Jose Luis Arcos entertained his fellow Madrid exchange students with a few tunes, including the theme from “The Sting,” at the upright piano in the parlor at the Saddletree Factory Museum during a tour Tuesday. (Staff photo by Phyllis McLaughlin/pmclaughlin@madisoncourier.com)
Jose Luis Arcos entertained his fellow Madrid exchange students with a few tunes, including the theme from “The Sting,” at the upright piano in the parlor at the Saddletree Factory Museum during a tour Tuesday. (Staff photo by Phyllis McLaughlin/pmclaughlin@madisoncourier.com)
Historic Madison was the focus of an on-foot field trip Tuesday for a group of exchange students from Madrid, Spain.

The 16 high school students arrived in Madison on Sept. 1 and will be leaving for home Saturday.

Each of the Spanish students, ages 14-15, was paired with a Madison Consolidated High School student, living with their families and learning what it’s like to live in the United States.

In March, the Madison students will travel to Madrid and stay with the families of the students they were paired with here, said program coordinator and Madison Junior High School teacher Carolyn Quigley-Alcorn.

“It’s truly a student exchange,” she said.

The program is run by CCI Greenheart International, a Chicago-based company that pairs schools for student exchanges, coordinates the application process for students, and provides insurance and liability for all traveling students, she said.

Since their arrival, the students have attended classes at the high school and have tutored at Casa Amiga in the afternoons. They are encouraged to participate in activities planned by their host families, but also have taken group trips, including an Indiana University football game on Sept. 5.

They’ve also explored Clifty Falls State Park, Hanover College, and traveled to see “Dracula” at the Actor’s Theater in Louisville.

On Tuesday, it was all about local history. The students started out at the Saddletree Factory Museum on Milton Street, learning from Historic Madison Inc.’s Rhonda Deeg what it was like for workers in the 1800s when the factory was in full operation. Deeg showed the steam-powered, belt-driven saws and machinery used to make the wooden pieces for the saddletrees, which are the wooden frames used to make saddles. She also showed how wooden clothespins were made there.
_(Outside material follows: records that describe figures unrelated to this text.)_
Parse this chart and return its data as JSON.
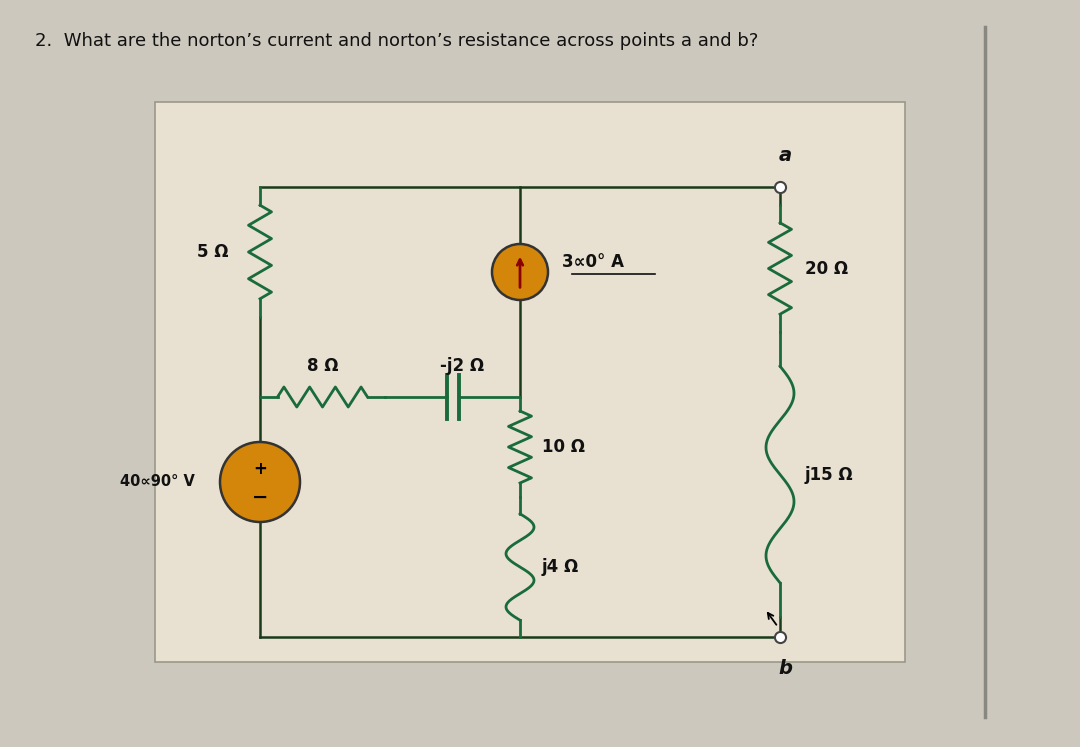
{
  "title": "2.  What are the norton’s current and norton’s resistance across points a and b?",
  "title_fontsize": 13,
  "bg_color": "#cdc8be",
  "circuit_bg": "#e8e0d0",
  "text_color": "#111111",
  "comp_color": "#1a6b3c",
  "wire_color": "#1a3a1a",
  "source_color": "#d4860a",
  "labels": {
    "R1": "5 Ω",
    "R2": "8 Ω",
    "C1": "-j2 Ω",
    "R3": "10 Ω",
    "C2": "j4 Ω",
    "R4": "20 Ω",
    "L1": "j15 Ω",
    "V1": "40∝90° V",
    "I1": "3∝0° A",
    "node_a": "a",
    "node_b": "b"
  }
}
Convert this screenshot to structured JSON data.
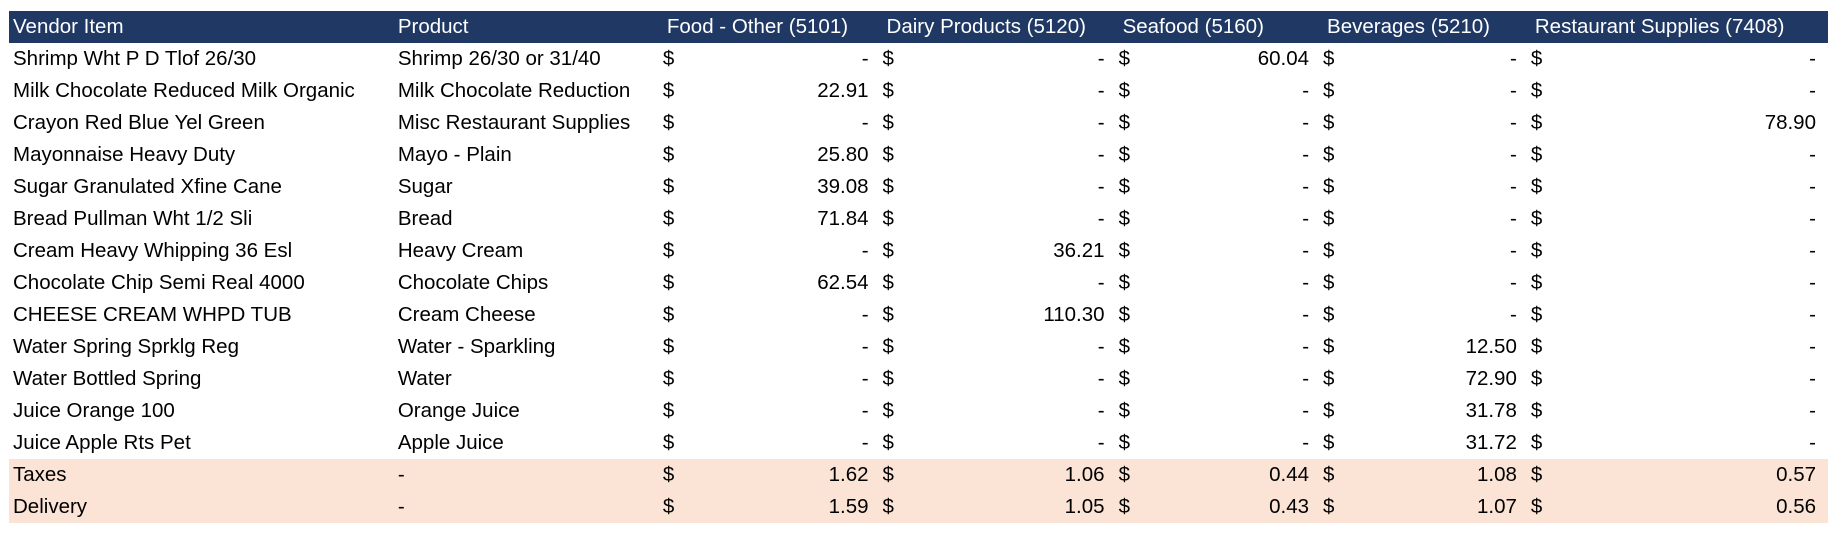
{
  "columns": [
    "Vendor Item",
    "Product",
    "Food - Other (5101)",
    "Dairy Products (5120)",
    "Seafood (5160)",
    "Beverages (5210)",
    "Restaurant Supplies (7408)"
  ],
  "currency_symbol": "$",
  "rows": [
    {
      "item": "Shrimp Wht P D Tlof 26/30",
      "product": "Shrimp 26/30 or 31/40",
      "values": [
        "-",
        "-",
        "60.04",
        "-",
        "-"
      ]
    },
    {
      "item": "Milk Chocolate Reduced Milk Organic",
      "product": "Milk Chocolate Reduction",
      "values": [
        "22.91",
        "-",
        "-",
        "-",
        "-"
      ]
    },
    {
      "item": "Crayon Red Blue Yel Green",
      "product": "Misc Restaurant Supplies",
      "values": [
        "-",
        "-",
        "-",
        "-",
        "78.90"
      ]
    },
    {
      "item": "Mayonnaise Heavy Duty",
      "product": "Mayo - Plain",
      "values": [
        "25.80",
        "-",
        "-",
        "-",
        "-"
      ]
    },
    {
      "item": "Sugar Granulated Xfine Cane",
      "product": "Sugar",
      "values": [
        "39.08",
        "-",
        "-",
        "-",
        "-"
      ]
    },
    {
      "item": "Bread Pullman Wht 1/2 Sli",
      "product": "Bread",
      "values": [
        "71.84",
        "-",
        "-",
        "-",
        "-"
      ]
    },
    {
      "item": "Cream Heavy Whipping 36  Esl",
      "product": "Heavy Cream",
      "values": [
        "-",
        "36.21",
        "-",
        "-",
        "-"
      ]
    },
    {
      "item": "Chocolate Chip Semi Real 4000",
      "product": "Chocolate Chips",
      "values": [
        "62.54",
        "-",
        "-",
        "-",
        "-"
      ]
    },
    {
      "item": "CHEESE CREAM WHPD TUB",
      "product": "Cream Cheese",
      "values": [
        "-",
        "110.30",
        "-",
        "-",
        "-"
      ]
    },
    {
      "item": "Water Spring Sprklg Reg",
      "product": "Water - Sparkling",
      "values": [
        "-",
        "-",
        "-",
        "12.50",
        "-"
      ]
    },
    {
      "item": "Water Bottled Spring",
      "product": "Water",
      "values": [
        "-",
        "-",
        "-",
        "72.90",
        "-"
      ]
    },
    {
      "item": "Juice Orange 100",
      "product": "Orange Juice",
      "values": [
        "-",
        "-",
        "-",
        "31.78",
        "-"
      ]
    },
    {
      "item": "Juice Apple Rts Pet",
      "product": "Apple Juice",
      "values": [
        "-",
        "-",
        "-",
        "31.72",
        "-"
      ]
    },
    {
      "item": "Taxes",
      "product": "-",
      "values": [
        "1.62",
        "1.06",
        "0.44",
        "1.08",
        "0.57"
      ],
      "highlight": true
    },
    {
      "item": "Delivery",
      "product": "-",
      "values": [
        "1.59",
        "1.05",
        "0.43",
        "1.07",
        "0.56"
      ],
      "highlight": true
    }
  ],
  "colors": {
    "header_bg": "#1f3864",
    "header_text": "#ffffff",
    "summary_bg": "#fbe4d5"
  }
}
After demonstrating how to use a “shaving horse,” on which a person sits to shave wooden pieces into whatever shape is needed, she allowed volunteers to try their hand at it. Several did, eventually laughing when they realized it was a lot harder to do than Deeg made it look.

From there, the students walked through downtown to the Sullivan House on Second Street, where they toured the 1818 federal-style home of Judge John Sullivan. After exploring the cooking kitchen in the basement and rooms on the first floor, the students went upstairs to watch docent Linda Roaks demonstrate how to use a loom to weave rugs.

Several students tried their hands at that, too, and were quick to get the hang of the work.

“They’re really paying attention,” Roaks commented, as one of the boys sat down and used the machine without her assistance.

Next stop was the Shrewsbury-Windle House, where students climbed the circular stairway to see the upper floors of the mansion built by Francis Costigan. From there, the students were going to tour the Jefferson County Historical Society’s Heritage Center, where they also were to have lunch.

While walking through downtown, Maria Rodriguez, whose hosts are Lydia Wright and her family, said she’s enjoyed her stay in Madison. Rodriguez said she lives in Fuinlabrada, a town about an hour outside Madrid.

She’s been the United States in the past to visit family members who live in Miami, Fla. She chose the exchange program “to test myself,” she explained in flawless English. In her first year of high school, Rodriguez is hoping to attend college at the University of Miami, where she believes she’ll major in languages or literature.

Lucia Espejo said she plans to take her host student, Sydney Hammock, to visit the beaches of Cadiz in March. The oldest continually inhabited city in Spain, Cadiz is located about 400 miles southwest of Madrid, not far from the Strait of Gibraltar.

Quigley-Alcorn said she is pleased with how the program has gone and said she is amazed at how much better the exchange students’ English was getting.

“It has improved 100 percent,” she said. “I can only imagine how much better (Madison students’) Spanish will be” after their two-week trip to Madrid in the spring.